Les Etats-Unis, qui soutiennent Juan Guaido, président du parlement unicaméral depuis 2015, appliquent de fortes sanctions économiques au Venezuela, dont un embargo pétrolier en vigueur depuis avril 2019, destinées à renverser le successeur d’Hugo Chavez (1999-2013).

« Ce qu’il se passe aujourd’hui au Venezuela est une imposture et une mascarade, pas une élection », a écrit dimanche Mike Pompeo sur Twitter. « Les résultats annoncés par le régime illégitime de Nicolas Maduro ne reflèteront pas la volonté du peuple vénézuélien », a ajouté le secrétaire d’Etat américain.

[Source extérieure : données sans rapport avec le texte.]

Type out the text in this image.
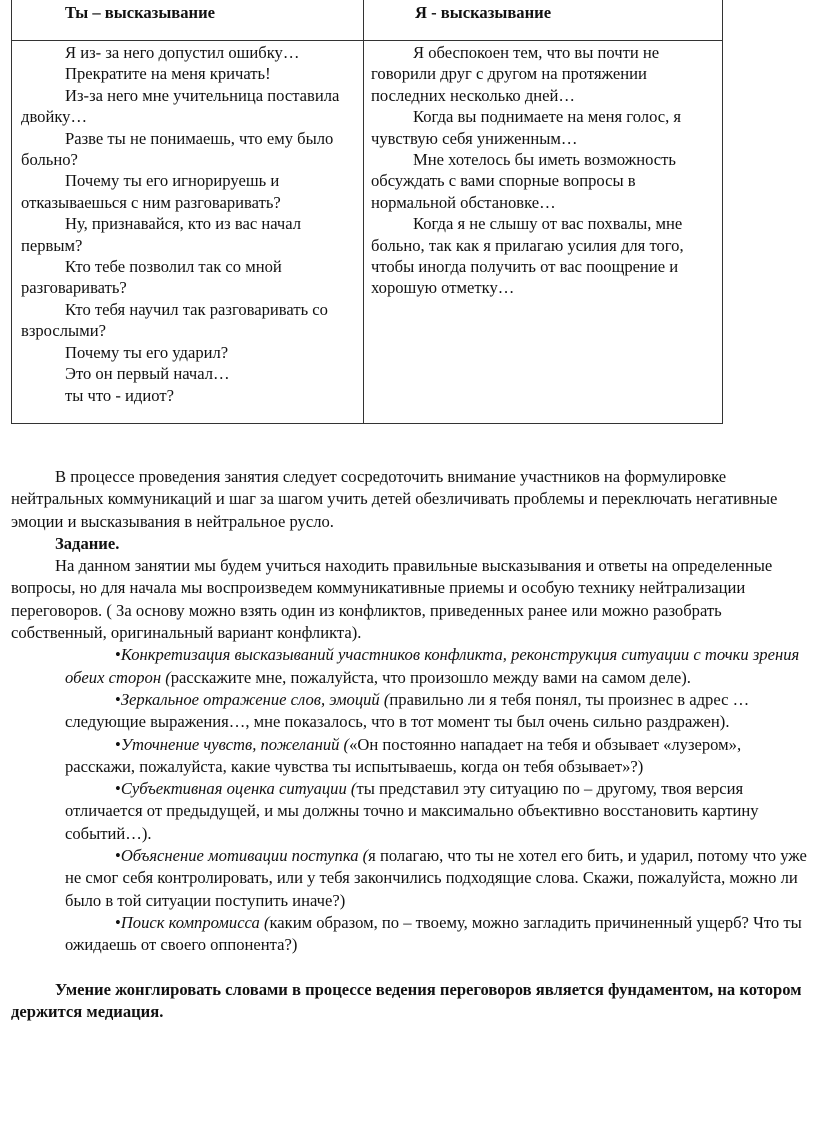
Ты – высказывание	Я - высказывание

Я из- за него допустил ошибку…

Прекратите на меня кричать!

Из-за него мне учительница поставила двойку…

Разве ты не понимаешь, что ему было больно?

Почему ты его игнорируешь и отказываешься с ним разговаривать?

Ну, признавайся, кто из вас начал первым?

Кто тебе позволил так со мной разговаривать?

Кто тебя научил так разговаривать со взрослыми?

Почему ты его ударил?

Это он первый начал…

ты что - идиот?

Я обеспокоен тем, что вы почти не говорили друг с другом на протяжении последних несколько дней…

Когда вы поднимаете на меня голос, я чувствую себя униженным…

Мне хотелось бы иметь возможность обсуждать с вами спорные вопросы в нормальной обстановке…

Когда я не слышу от вас похвалы, мне больно, так как я прилагаю усилия для того, чтобы иногда получить от вас поощрение и хорошую отметку…

В процессе проведения занятия следует сосредоточить внимание участников на формулировке нейтральных коммуникаций и шаг за шагом учить детей обезличивать проблемы и переключать негативные эмоции и высказывания в нейтральное русло.

Задание.

На данном занятии мы будем учиться находить правильные высказывания и ответы на определенные вопросы, но для начала мы воспроизведем коммуникативные приемы и особую технику нейтрализации переговоров. ( За основу можно взять один из конфликтов, приведенных ранее или можно разобрать собственный, оригинальный вариант конфликта).

•Конкретизация высказываний участников конфликта, реконструкция ситуации с точки зрения обеих сторон (расскажите мне, пожалуйста, что произошло между вами на самом деле).

•Зеркальное отражение слов, эмоций (правильно ли я тебя понял, ты произнес в адрес … следующие выражения…, мне показалось, что в тот момент ты был очень сильно раздражен).

•Уточнение чувств, пожеланий («Он постоянно нападает на тебя и обзывает «лузером», расскажи, пожалуйста, какие чувства ты испытываешь, когда он тебя обзывает»?)

•Субъективная оценка ситуации (ты представил эту ситуацию по – другому, твоя версия отличается от предыдущей, и мы должны точно и максимально объективно восстановить картину событий…).

•Объяснение мотивации поступка (я полагаю, что ты не хотел его бить, и ударил, потому что уже не смог себя контролировать, или у тебя закончились подходящие слова. Скажи, пожалуйста, можно ли было в той ситуации поступить иначе?)

•Поиск компромисса (каким образом, по – твоему, можно загладить причиненный ущерб? Что ты ожидаешь от своего оппонента?)

Умение жонглировать словами в процессе ведения переговоров является фундаментом, на котором держится медиация.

Quelque 14.000 candidats désignés par 107 partis sont en lice pour s’emparer des 277 sièges soumis au suffrage de 20,7 millions de votants, auxquels l’opposition a demandé de « rester à la maison ».

« Ce sera le meilleur moyen de rejeter la fraude » que représente cette élection, a tweeté plus tôt Juan Guaido.

« Ceux qui s’abstiennent ont tort. Comment pouvez-vous laisser les autres décider à votre place? », a estimé Fany Molina, électrice de 70 ans dans une école de Caracas reconvertie en bureau de vote.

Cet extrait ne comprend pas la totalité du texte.